I looked up both doctors. They're real. Like actually practicing, actually board certified, not just "doctor founded" the way every supplement brand says. The Stanford guy does Mohs surgery which is a very specific and serious thing. That made me trust it more than anything else on this page.
Does anyone else mix the mocha one into their coffee? Tastes like a slightly sweet latte. I was expecting it to be disgusting.
I'm a pharmacist. The doses here are actually at clinical levels which is rare for a consumer supplement. Most brands underdose everything and hide behind proprietary blends. This one lists every ingredient and every amount. That's how it should be done.
I spend $1200 every six months on IPL for sun spots on my chest. My aesthetician told me to take polypodium. I was already buying it separately. This has that plus nicotinamide plus collagen so I just consolidated everything into one scoop. The math made sense before I even finished reading this article.
Bought it after the Huberman episode and then forgot about it for a month lol. Finally started being consistent in January. My husband noticed my skin before I did. Now he steals my scoop every morning. Ordering him his own.
Interesting article but I want to know more about the clinical trial. 100% response rate sounds too good. How many participants? What was the control? I'd take this more seriously if they published the full methodology somewhere.
Fair question. The study was published in the Journal of Dermatology Research in December 2025. It's peer-reviewed and independently conducted. Sun Powder links to it on their site. Worth reading if you want the full protocol.
I'm 67. Two melanomas. Five basal cells. I take this every morning with my vitamins and I don't overthink it. The ingredients are backed by actual research and it costs less than my daily coffee. At my age the question isn't "does this definitely work." It's "why would I NOT take it."
I've been taking Heliocare for three years because my derm told me to. I had no idea there was a version with the full stack of ingredients at higher doses. Switching.
The part about the Australian government funding the nicotinamide study is what got me. That's not industry money. That's a national health agency deciding this was important enough to fund a Phase 3 trial. That means something.

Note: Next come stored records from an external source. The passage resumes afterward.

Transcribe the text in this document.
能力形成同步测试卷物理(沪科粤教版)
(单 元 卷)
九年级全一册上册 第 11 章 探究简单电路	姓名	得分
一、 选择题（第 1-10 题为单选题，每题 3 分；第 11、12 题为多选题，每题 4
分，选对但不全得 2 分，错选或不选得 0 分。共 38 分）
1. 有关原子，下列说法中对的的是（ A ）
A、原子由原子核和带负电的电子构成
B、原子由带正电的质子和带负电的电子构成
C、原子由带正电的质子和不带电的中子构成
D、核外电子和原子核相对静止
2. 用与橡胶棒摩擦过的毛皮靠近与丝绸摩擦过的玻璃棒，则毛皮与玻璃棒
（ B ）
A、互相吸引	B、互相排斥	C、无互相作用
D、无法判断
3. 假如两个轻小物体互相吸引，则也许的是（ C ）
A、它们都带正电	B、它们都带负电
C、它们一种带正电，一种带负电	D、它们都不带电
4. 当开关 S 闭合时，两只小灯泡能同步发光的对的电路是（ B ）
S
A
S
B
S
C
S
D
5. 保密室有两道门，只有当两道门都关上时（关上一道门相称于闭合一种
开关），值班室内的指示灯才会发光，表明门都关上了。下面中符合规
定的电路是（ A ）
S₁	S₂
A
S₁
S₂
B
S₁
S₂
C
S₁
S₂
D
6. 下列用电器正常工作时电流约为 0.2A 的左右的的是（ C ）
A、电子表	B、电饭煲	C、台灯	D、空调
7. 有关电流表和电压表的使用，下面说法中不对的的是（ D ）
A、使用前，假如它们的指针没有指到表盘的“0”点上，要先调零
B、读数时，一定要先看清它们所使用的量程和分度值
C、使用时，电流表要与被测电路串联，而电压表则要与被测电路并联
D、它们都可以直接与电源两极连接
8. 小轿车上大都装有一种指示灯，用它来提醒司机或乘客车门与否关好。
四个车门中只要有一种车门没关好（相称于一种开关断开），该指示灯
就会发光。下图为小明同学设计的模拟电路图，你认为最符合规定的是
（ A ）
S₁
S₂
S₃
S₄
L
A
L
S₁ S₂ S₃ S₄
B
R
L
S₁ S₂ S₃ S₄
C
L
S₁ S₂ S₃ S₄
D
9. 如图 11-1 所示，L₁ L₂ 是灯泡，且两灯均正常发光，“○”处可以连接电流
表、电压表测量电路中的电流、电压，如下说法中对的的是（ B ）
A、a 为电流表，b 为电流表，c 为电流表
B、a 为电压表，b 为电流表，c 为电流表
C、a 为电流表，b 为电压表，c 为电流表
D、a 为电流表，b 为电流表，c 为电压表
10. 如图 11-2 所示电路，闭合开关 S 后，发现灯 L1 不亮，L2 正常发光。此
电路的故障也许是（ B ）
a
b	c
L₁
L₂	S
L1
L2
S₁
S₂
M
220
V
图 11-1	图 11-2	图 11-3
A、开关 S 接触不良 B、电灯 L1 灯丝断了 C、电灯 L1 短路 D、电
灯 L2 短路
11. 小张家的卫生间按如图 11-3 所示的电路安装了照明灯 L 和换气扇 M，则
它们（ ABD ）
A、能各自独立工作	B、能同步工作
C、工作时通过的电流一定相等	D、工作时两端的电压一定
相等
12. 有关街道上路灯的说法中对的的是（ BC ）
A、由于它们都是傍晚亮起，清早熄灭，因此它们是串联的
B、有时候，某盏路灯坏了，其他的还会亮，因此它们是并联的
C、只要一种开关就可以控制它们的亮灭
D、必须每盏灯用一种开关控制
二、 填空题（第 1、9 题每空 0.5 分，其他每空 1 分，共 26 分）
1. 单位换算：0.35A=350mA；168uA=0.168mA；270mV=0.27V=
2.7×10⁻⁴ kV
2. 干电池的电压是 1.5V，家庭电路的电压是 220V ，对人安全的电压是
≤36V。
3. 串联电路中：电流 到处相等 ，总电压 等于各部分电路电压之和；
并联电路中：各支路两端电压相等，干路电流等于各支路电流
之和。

I don't love the flavor honestly. The melon is very sweet. BUT I mix it into my AG1 and greens and I can't taste it at all. The unflavored option would probably be better for me next time. Still taking it daily though because my skin genuinely looks better than it has in years and that's the only thing I changed.
Sent this to my wife. She's had two skin cancer scares and spends a fortune on derm appointments and sunscreen and still stresses about it constantly. If this gives her peace of mind alone it's worth it.
The "mopping the floor while the faucet's still running" line from the Harvard doctor. That's exactly what my skincare routine has felt like for the last ten years. Correcting correcting correcting and never actually getting ahead of it.